André introduced a paper from Towers, et al. that identified a causative mutation for the condition incontinentia pigmenti using WGS, calling SNPs and INDELS against the EquCab2 reference genome. This approach is very similar to a recent paper from the 1000 Bull Genomes Project ,in which whole-genome sequencing of 234 bulls facilitated the mapping of both monogenic and complex traits in cattle. In addition to reporting observations such as the Holstein and Fleckvieh genomes sharing the greatest number while the Angus and Jersey genomes shared the lowest number of polymorphic variants, the paper also illustrated that WGS of just “a few” affected bulls combined with the 1000 Bull Genomes data enables identification of dominant variants. Another important benefit of NGS is the ability to look at gene expression and regulation, even in non-model animals for which there is currently no (or poor quality) reference genomes.

Next, Dr. Karim Gharbi from Edinburgh Genomics presented on genotyping-by-sequencing (GBS), which  offers the cost benefits of genotyping but can be applied at varying densities and to non-model organisms for which no genotyping arrays exist. Dr. Gharbi gave an elegant review of the current methods (see Davey et al.’s excellent review here), before concluding with the bold statement “GBS will replace arrays; it’s not if, it’s when”.

Next up was Dr. Mick Watson, also from Edinburgh Genomics, on exome sequencing in pigs. Mick started off by introducing us to the concept of “Food Security”– that is, ensuring that everyone on the planet has enough food to eat. Challenges include population increases, consumer demand, governance, and globalisation. Dr. Watson beautifully illustrated man’s environmental impact using China’s Three Gorges Dam as an example, which is so large that it has changed the Earth’s spin and shape! It is estimated that over the next 50 years we need to produce more food than has been produced in the past 10,000 years combined. Dr. Mick moved next onto pigs, which in addition to being an important food, also serves as an excellent model for many human diseases. A key issue is that the pig exome is just 45-50 Mb compared to 65 Mb+ for mouse/humans. Mick informed us that the real issue is one of poor annotation, highlighting the example of the IGF2 gene. IGF2 is central to many biological processes and diseases but is very poorly assembled and annotated in the pig genome. A quick overview of his current pipeline showed that they’re using BWA/GATK/Ensembl VEP, and currently have challenges with the elimination of false positives; something that he hopes will be improved for Pig Exome 2.0.

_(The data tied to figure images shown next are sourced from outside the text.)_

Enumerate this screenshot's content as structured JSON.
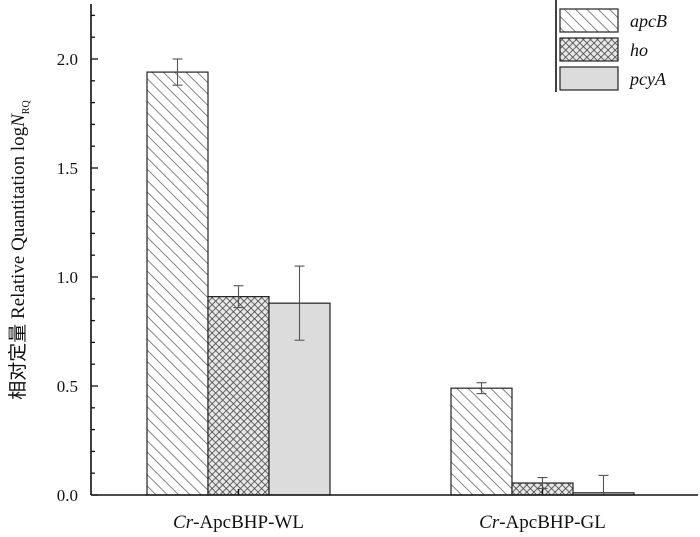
{
  "chart_data": {
    "type": "bar",
    "ylabel_prefix": "相对定量 Relative Quantitation log",
    "ylabel_var": "N",
    "ylabel_sub": "RQ",
    "ylim": [
      0,
      2.2
    ],
    "yticks": [
      "0.0",
      "0.5",
      "1.0",
      "1.5",
      "2.0"
    ],
    "categories": [
      {
        "prefix": "Cr",
        "rest": "-ApcBHP-WL"
      },
      {
        "prefix": "Cr",
        "rest": "-ApcBHP-GL"
      }
    ],
    "legend_placement": "top-right",
    "series": [
      {
        "name": "apcB",
        "pattern": "diagonal-hatch",
        "color": "#ffffff",
        "values": [
          1.94,
          0.49
        ],
        "errors": [
          0.06,
          0.025
        ]
      },
      {
        "name": "ho",
        "pattern": "crosshatch",
        "color": "#9a9a9a",
        "values": [
          0.91,
          0.055
        ],
        "errors": [
          0.05,
          0.025
        ]
      },
      {
        "name": "pcyA",
        "pattern": "solid",
        "color": "#dcdcdc",
        "values": [
          0.88,
          0.01
        ],
        "errors": [
          0.17,
          0.08
        ]
      }
    ]
  }
}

The last customer presentation of the day came from Dr. John Hickey from the Roslin Institute, presenting on sequencing for genomic selection. Dr. Hickey estimates by the end of the decade, individual breeding programs with more than 1 million animals will be the norm, but pointed out that the target is the population rather than an individual. Dr. Hickey discussed the evolution of Genomic Selection: GS 0.0 relied on linkage disequilibrium (LD), GS 1.0 was linkage-based, whereas GS 2.0 is LD and quantitative trait nucleotide (QTN)-based. Falling sequencing costs will drive the transition from arrays to sequencing in all individuals, but current costs preclude this model. In the interim, it may be best to sequence haplotypes at high-coverage. Using simulation data to compare two experiments:

 (1) 25 sires at 40x and genotyping progeny with 200 = 0.752 imputation accuracy

 (2) Sequencing alone of 1000 progeny at 1x = > 0.9 imputation accuracy  

Dr. Hickey concluded that high candidate numbers with low pass coverage is arguably more informative than high coverage in smaller sample sizes.

Overall, and despite an intense week, our audience enjoyed the session and it as clear that the debate about the transitioning from array-based genotyping to GBS or even WGS has begun in earnest! We’ll report more on this topic next month from the Plant and Animal Genome meeting (PAG) in San Diego.